As various websites have pointed out, this letter is the same old arguments rehashed. Yes, climate scientists know that the models aren't perfect, and produce differing long term results. It doesn't affect the fact that they show common trends.
Probably a hint as to what happened here is - to pick an example - that one of the 500 was Richard Lindzen. Now he does know what he's talking about, but what's key is that he describes himself as a "contrarian". He likes to provoke debate. Which is fine - except that the time to sit around chatting about the theoretical watertightness of the Titanic's chambers is when it's being designed and built, not when it's going down. I suspect (although I don't know, people could check if they wanted) that several more of the signatories are similar old-school academics who enjoy a good academic common room contrarian debate. The question is whether they are taking on board the effect on society of the way they are having the debate - chances are they'd say that's not their problem. Personally I'd disagree.
Given we don't really know why these 500 people chose to sign this letter I'm not sure this is likely to turn into a very helpful discussion on this forum. But anyone interested in what type of arguments are being crafted to appeal to climate change deniers would profit from reading this letter. (I suspect, from the CO2 references, it's largely a fossil fuel lobby focused item.) But don't read it expecting to learn how to present a scientific argument to anyone who understands science!
What concerns me more, because it is my field (whereas atmospheric physics isn't), is the misunderstandings about risk management in all this.

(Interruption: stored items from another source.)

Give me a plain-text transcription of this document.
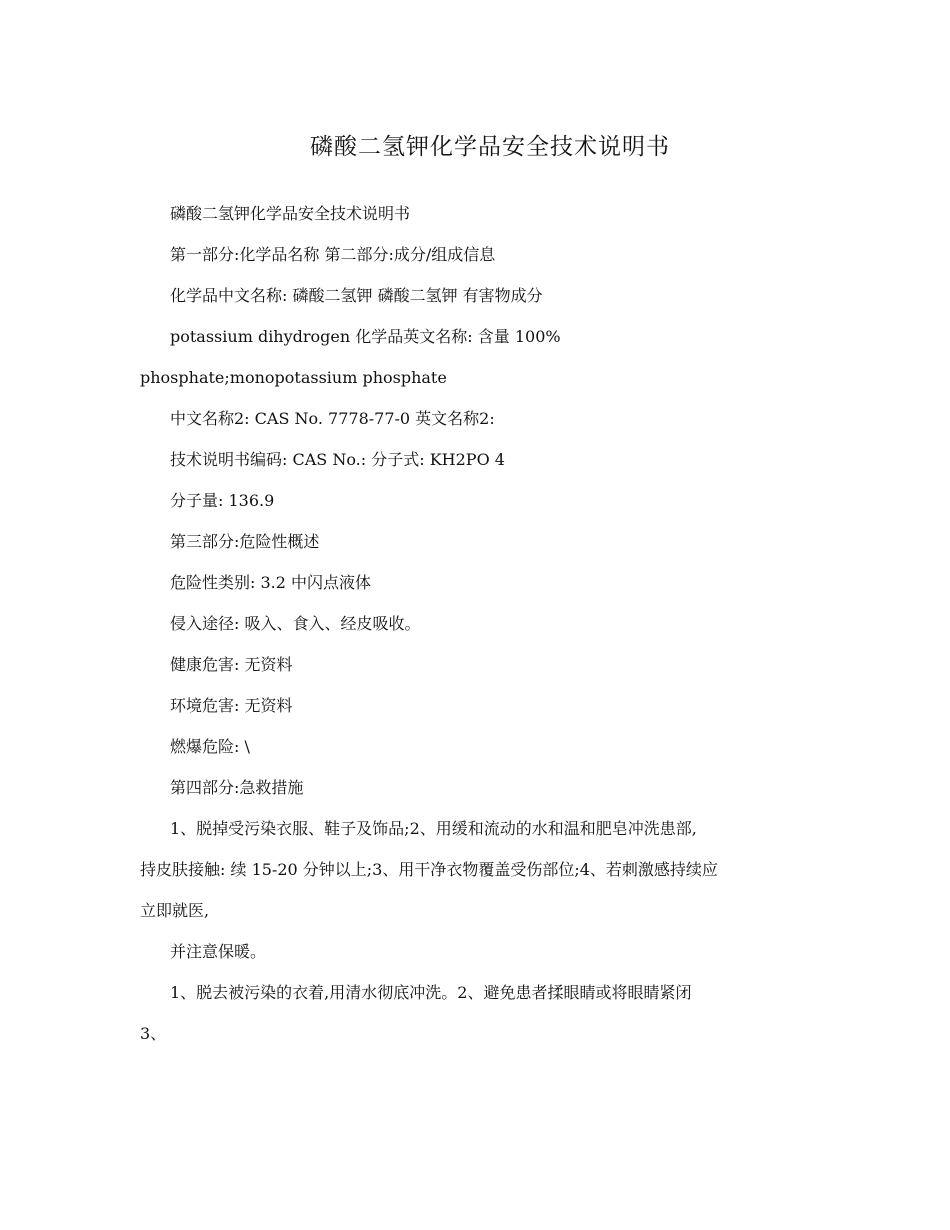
磷酸二氢钾化学品安全技术说明书
磷酸二氢钾化学品安全技术说明书
第一部分:化学品名称 第二部分:成分/组成信息
化学品中文名称: 磷酸二氢钾 磷酸二氢钾 有害物成分
potassium dihydrogen 化学品英文名称: 含量 100%
phosphate;monopotassium phosphate
中文名称2: CAS No. 7778-77-0 英文名称2:
技术说明书编码: CAS No.: 分子式: KH2PO 4
分子量: 136.9
第三部分:危险性概述
危险性类别: 3.2 中闪点液体
侵入途径: 吸入、食入、经皮吸收。
健康危害: 无资料
环境危害: 无资料
燃爆危险: \
第四部分:急救措施
1、脱掉受污染衣服、鞋子及饰品;2、用缓和流动的水和温和肥皂冲洗患部,
持皮肤接触: 续 15-20 分钟以上;3、用干净衣物覆盖受伤部位;4、若刺激感持续应
立即就医,
并注意保暖。
1、脱去被污染的衣着,用清水彻底冲洗。2、避免患者揉眼睛或将眼睛紧闭
3、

Let's say (crudely, and people can disagree with my figure but I'd argue the order of magnitude is correct) that 95% of scientists who understand the mechanisms involved believe that the climate will significantly change due to man made effects - even if they can't accurately predict exactly in which way it will change. And let's say that if they're right then there will be considerable loss of life. Then any credible risk management process says that you put that into a matrix, the probability of occurrence will go in as high (not inevitable, because some relevant scientists disagree, but most don't) and the related consequence will be severe. That comes out with the conclusion that you must do something to reduce your risk.
In most countries you are not allowed legally (or, I'd suggest, morally) to say that a bridge is ok if 95% of your engineers say it is going to collapse with significant loss of life and 5% say it's fine. You have to do something about it. The fact that as MD of the construction company you don't understand the arguments of 95% of your engineers ("but I can see it standing, I walked across it this morning and it was fine") will be, quite rightly I'd argue, no defence when it collapses.
I don't plan to debate this any further here as I have no evidence that any of us are experts in climate science, and I think this subject is too serious for a banter level debate (see my comments above on Richard Lindzen). I am sure other institutes (e.g. IoP?) have forums where they do have that expertise and would be able to accommodate such a debate.
Andy
The business as usual case means we need to do something to stabilise the situation but this can be done on a practical timescale.
Moving the ‘CO2 Neutral’ target from 2050 to 2100 may not be ‘kicking the can down the road’, it may be the optimum way.